Helen Quinn explains how unearthing her old University study notes has helped in her role at the BBC, including working as Assistant Producer on exciting new series The Rise of the Continents.

Name Dr Helen Quinn
Degree Course BSc (Geology and Physical Geography) / PhD
Year of Graduation 2001 / 2006
Dr Helen Quinn

Your time at the University

Edinburgh is famous as the birthplace of geology and I was very keen to study geosciences at the University because of these historic connections.

Everything about the city was inspiring, most of all its historic setting and the geology right beneath our feet.
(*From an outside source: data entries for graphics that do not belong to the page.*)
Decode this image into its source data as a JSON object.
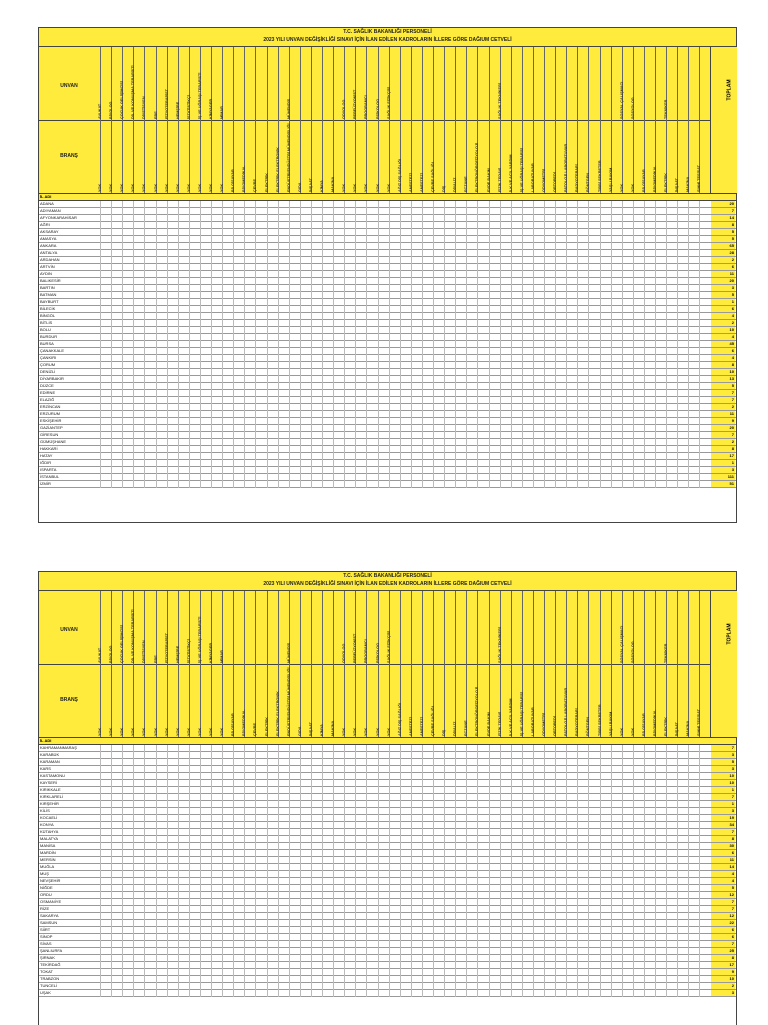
{
  "document": {
    "title_line1": "T.C. SAĞLIK BAKANLIĞI PERSONELİ",
    "title_line2": "2023 YILI UNVAN DEĞİŞİKLİĞİ SINAVI İÇİN İLAN EDİLEN KADROLARIN İLLERE GÖRE DAĞIUM CETVELİ",
    "label_unvan": "UNVAN",
    "label_brans": "BRANŞ",
    "label_il": "İL ADI",
    "label_toplam": "TOPLAM"
  },
  "columns": [
    {
      "unvan": "AVUKAT",
      "brans": "YOK"
    },
    {
      "unvan": "BİYOLOG",
      "brans": "YOK"
    },
    {
      "unvan": "ÇOCUK GELİŞİMCİSİ",
      "brans": "YOK"
    },
    {
      "unvan": "DİL VE KONUŞMA TERAPİSTİ",
      "brans": "YOK"
    },
    {
      "unvan": "DİYETİSYEN",
      "brans": "YOK"
    },
    {
      "unvan": "EBE",
      "brans": "YOK"
    },
    {
      "unvan": "FİZYOTERAPİST",
      "brans": "YOK"
    },
    {
      "unvan": "HEMŞİRE",
      "brans": "YOK"
    },
    {
      "unvan": "İSTATİSTİKÇİ",
      "brans": "YOK"
    },
    {
      "unvan": "İŞ VE UĞRAŞI TERAPİSTİ",
      "brans": "YOK"
    },
    {
      "unvan": "KİMYAGER",
      "brans": "YOK"
    },
    {
      "unvan": "MİMAR",
      "brans": "YOK"
    },
    {
      "unvan": "",
      "brans": "BİLGİSAYAR"
    },
    {
      "unvan": "",
      "brans": "BİYOMEDİKAL"
    },
    {
      "unvan": "",
      "brans": "ÇEVRE"
    },
    {
      "unvan": "",
      "brans": "ELEKTRİK"
    },
    {
      "unvan": "",
      "brans": "ELEKTRİK-ELEKTRONİK"
    },
    {
      "unvan": "MÜHENDİS",
      "brans": "ENDÜSTRİ/ENDÜSTRİ MÜHENDİSLİĞİ"
    },
    {
      "unvan": "",
      "brans": "GIDA"
    },
    {
      "unvan": "",
      "brans": "İNŞAAT"
    },
    {
      "unvan": "",
      "brans": "KİMYA"
    },
    {
      "unvan": "",
      "brans": "MAKİNA"
    },
    {
      "unvan": "ODYOLOG",
      "brans": "YOK"
    },
    {
      "unvan": "PERFÜZYONİST",
      "brans": "YOK"
    },
    {
      "unvan": "PROGRAMCI",
      "brans": "YOK"
    },
    {
      "unvan": "PSİKOLOG",
      "brans": "YOK"
    },
    {
      "unvan": "SAĞLIK FİZİKÇİSİ",
      "brans": "YOK"
    },
    {
      "unvan": "",
      "brans": "AĞIZ DİŞ SAĞLIĞI"
    },
    {
      "unvan": "",
      "brans": "ANESTEZİ"
    },
    {
      "unvan": "",
      "brans": "ANESTEZİ"
    },
    {
      "unvan": "",
      "brans": "ÇEVRE SAĞLIĞI"
    },
    {
      "unvan": "",
      "brans": "DİŞ"
    },
    {
      "unvan": "",
      "brans": "DİYALİZ"
    },
    {
      "unvan": "",
      "brans": "ECZANE"
    },
    {
      "unvan": "",
      "brans": "ELEKTRONÖROFİZYOLOJİ"
    },
    {
      "unvan": "",
      "brans": "EVDE BAKIM"
    },
    {
      "unvan": "SAĞLIK TEKNİKERİ",
      "brans": "FİZİK TEDAVİ"
    },
    {
      "unvan": "",
      "brans": "İLK VE ACİL YARDIM"
    },
    {
      "unvan": "",
      "brans": "İŞ VE UĞRAŞI TERAPİSİ"
    },
    {
      "unvan": "",
      "brans": "LABORATUVAR"
    },
    {
      "unvan": "",
      "brans": "ODYOMETRİ"
    },
    {
      "unvan": "",
      "brans": "ORTOPEDİ"
    },
    {
      "unvan": "",
      "brans": "PATOLOJİ LABORATUVAR"
    },
    {
      "unvan": "",
      "brans": "RADYOTERAPİ"
    },
    {
      "unvan": "",
      "brans": "RÖNTGEN"
    },
    {
      "unvan": "",
      "brans": "TIBBİ SEKRETER"
    },
    {
      "unvan": "",
      "brans": "YAŞLI BAKIM"
    },
    {
      "unvan": "SOSYAL ÇALIŞMACI",
      "brans": "YOK"
    },
    {
      "unvan": "SOSYOLOG",
      "brans": "YOK"
    },
    {
      "unvan": "",
      "brans": "BİLGİSAYAR"
    },
    {
      "unvan": "",
      "brans": "BİYOMEDİKAL"
    },
    {
      "unvan": "TEKNİKER",
      "brans": "ELEKTRİK"
    },
    {
      "unvan": "",
      "brans": "İNŞAAT"
    },
    {
      "unvan": "",
      "brans": "MAKİNA"
    },
    {
      "unvan": "",
      "brans": "SIHHİ TESİSAT"
    }
  ],
  "sheet1_rows": [
    {
      "il": "ADANA",
      "toplam": "20"
    },
    {
      "il": "ADIYAMAN",
      "toplam": "7"
    },
    {
      "il": "AFYONKARAHİSAR",
      "toplam": "14"
    },
    {
      "il": "AĞRI",
      "toplam": "8"
    },
    {
      "il": "AKSARAY",
      "toplam": "5"
    },
    {
      "il": "AMASYA",
      "toplam": "5"
    },
    {
      "il": "ANKARA",
      "toplam": "65"
    },
    {
      "il": "ANTALYA",
      "toplam": "28"
    },
    {
      "il": "ARDAHAN",
      "toplam": "2"
    },
    {
      "il": "ARTVİN",
      "toplam": "6"
    },
    {
      "il": "AYDIN",
      "toplam": "11"
    },
    {
      "il": "BALIKESİR",
      "toplam": "20"
    },
    {
      "il": "BARTIN",
      "toplam": "3"
    },
    {
      "il": "BATMAN",
      "toplam": "5"
    },
    {
      "il": "BAYBURT",
      "toplam": "1"
    },
    {
      "il": "BİLECİK",
      "toplam": "6"
    },
    {
      "il": "BİNGÖL",
      "toplam": "4"
    },
    {
      "il": "BİTLİS",
      "toplam": "2"
    },
    {
      "il": "BOLU",
      "toplam": "10"
    },
    {
      "il": "BURDUR",
      "toplam": "4"
    },
    {
      "il": "BURSA",
      "toplam": "45"
    },
    {
      "il": "ÇANAKKALE",
      "toplam": "6"
    },
    {
      "il": "ÇANKIRI",
      "toplam": "4"
    },
    {
      "il": "ÇORUM",
      "toplam": "8"
    },
    {
      "il": "DENİZLİ",
      "toplam": "10"
    },
    {
      "il": "DİYARBAKIR",
      "toplam": "13"
    },
    {
      "il": "DÜZCE",
      "toplam": "5"
    },
    {
      "il": "EDİRNE",
      "toplam": "7"
    },
    {
      "il": "ELAZIĞ",
      "toplam": "7"
    },
    {
      "il": "ERZİNCAN",
      "toplam": "2"
    },
    {
      "il": "ERZURUM",
      "toplam": "11"
    },
    {
      "il": "ESKİŞEHİR",
      "toplam": "9"
    },
    {
      "il": "GAZİANTEP",
      "toplam": "20"
    },
    {
      "il": "GİRESUN",
      "toplam": "7"
    },
    {
      "il": "GÜMÜŞHANE",
      "toplam": "2"
    },
    {
      "il": "HAKKARİ",
      "toplam": "8"
    },
    {
      "il": "HATAY",
      "toplam": "17"
    },
    {
      "il": "IĞDIR",
      "toplam": "1"
    },
    {
      "il": "ISPARTA",
      "toplam": "3"
    },
    {
      "il": "İSTANBUL",
      "toplam": "111"
    },
    {
      "il": "İZMİR",
      "toplam": "51"
    }
  ],
  "sheet2_rows": [
    {
      "il": "KAHRAMANMARAŞ",
      "toplam": "7"
    },
    {
      "il": "KARABÜK",
      "toplam": "3"
    },
    {
      "il": "KARAMAN",
      "toplam": "5"
    },
    {
      "il": "KARS",
      "toplam": "3"
    },
    {
      "il": "KASTAMONU",
      "toplam": "10"
    },
    {
      "il": "KAYSERİ",
      "toplam": "10"
    },
    {
      "il": "KIRIKKALE",
      "toplam": "1"
    },
    {
      "il": "KIRKLARELİ",
      "toplam": "7"
    },
    {
      "il": "KIRŞEHİR",
      "toplam": "1"
    },
    {
      "il": "KİLİS",
      "toplam": "3"
    },
    {
      "il": "KOCAELİ",
      "toplam": "19"
    },
    {
      "il": "KONYA",
      "toplam": "34"
    },
    {
      "il": "KÜTAHYA",
      "toplam": "7"
    },
    {
      "il": "MALATYA",
      "toplam": "8"
    },
    {
      "il": "MANİSA",
      "toplam": "30"
    },
    {
      "il": "MARDİN",
      "toplam": "6"
    },
    {
      "il": "MERSİN",
      "toplam": "11"
    },
    {
      "il": "MUĞLA",
      "toplam": "14"
    },
    {
      "il": "MUŞ",
      "toplam": "4"
    },
    {
      "il": "NEVŞEHİR",
      "toplam": "4"
    },
    {
      "il": "NİĞDE",
      "toplam": "5"
    },
    {
      "il": "ORDU",
      "toplam": "12"
    },
    {
      "il": "OSMANİYE",
      "toplam": "7"
    },
    {
      "il": "RİZE",
      "toplam": "7"
    },
    {
      "il": "SAKARYA",
      "toplam": "12"
    },
    {
      "il": "SAMSUN",
      "toplam": "22"
    },
    {
      "il": "SİİRT",
      "toplam": "6"
    },
    {
      "il": "SİNOP",
      "toplam": "6"
    },
    {
      "il": "SİVAS",
      "toplam": "7"
    },
    {
      "il": "ŞANLIURFA",
      "toplam": "25"
    },
    {
      "il": "ŞIRNAK",
      "toplam": "8"
    },
    {
      "il": "TEKİRDAĞ",
      "toplam": "17"
    },
    {
      "il": "TOKAT",
      "toplam": "9"
    },
    {
      "il": "TRABZON",
      "toplam": "10"
    },
    {
      "il": "TUNCELİ",
      "toplam": "2"
    },
    {
      "il": "UŞAK",
      "toplam": "3"
    }
  ],
  "cell_value": "1"
}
I remember enjoying our very first field trip to Arthur’s seat just a few weeks after I moved into Pollock halls.

Fieldwork formed a very big part of my enthusiasm for the joint honours I did in Physical Geography and Geology. From the minute we arrived in the department we were very lucky to go on numerous trips each year.

My favourite memories are of the Scottish trips, particularly the second year field trip to Torridon, the beauty of the place blew my mind.

By learning traditional geological sciences in such stunning landscapes I got hooked on fieldwork, eventually staying at Edinburgh to study a PhD, which resulted in spending a season in my ultimate fieldwork destination- Antarctica.

 

 

Everything about the city was inspiring, most of all its historic setting and the geology right beneath our feet.

Dr Helen Quinn

Tell us about your Experiences since leaving the University

Antarctica and my studies at Edinburgh hugely shaped the career I do today. The science that I was writing up as an academic paper based on the work I had done in Antarctica began to lend itself to a story that could be much more widely communicated. After attending a science communication course during my PhD I started to write some of the results up as stories for newspapers such as The Scotsman. Everything I do now spiralled from this love of writing science for a wider audience.

Today I work in the science department at the BBC making TV documentaries. It involves researching stories, writing scripts, interviewing scientists and travelling the world to film these stories. I have worked on a wide range of science programmes covering subjects from mental health to physics of the universe, but the series I have enjoyed the most took me right back to my geoscience roots.

The Rise of the Continents with Professor Iain Stewart on BBC 2 was an amazing series to work on. I had to swot up on 4.5 billion years of earth’s history, dig out a lot of my university notes and text books and very quickly get up to date with new theories in geology. We were aiming to tell a complex story, making it both accessible and interesting, whilst ensuring that it was factually correct and made sense as a story. We wanted it to appeal to both geology lovers and those who previously thought they had no interest in the subject. For me it was both a treat and a challenge attempting to make geosciences accessible for such a wide audience. I am yet to get back to Antarctica on a filming trip but I am regularly suggesting ideas for a new geology series on the continent!

Alumni wisdom

Get out and see things whenever you get the chance, and get to know the beautiful country you live in. Scotland and especially Edinburgh is a very special place to study geology and geography.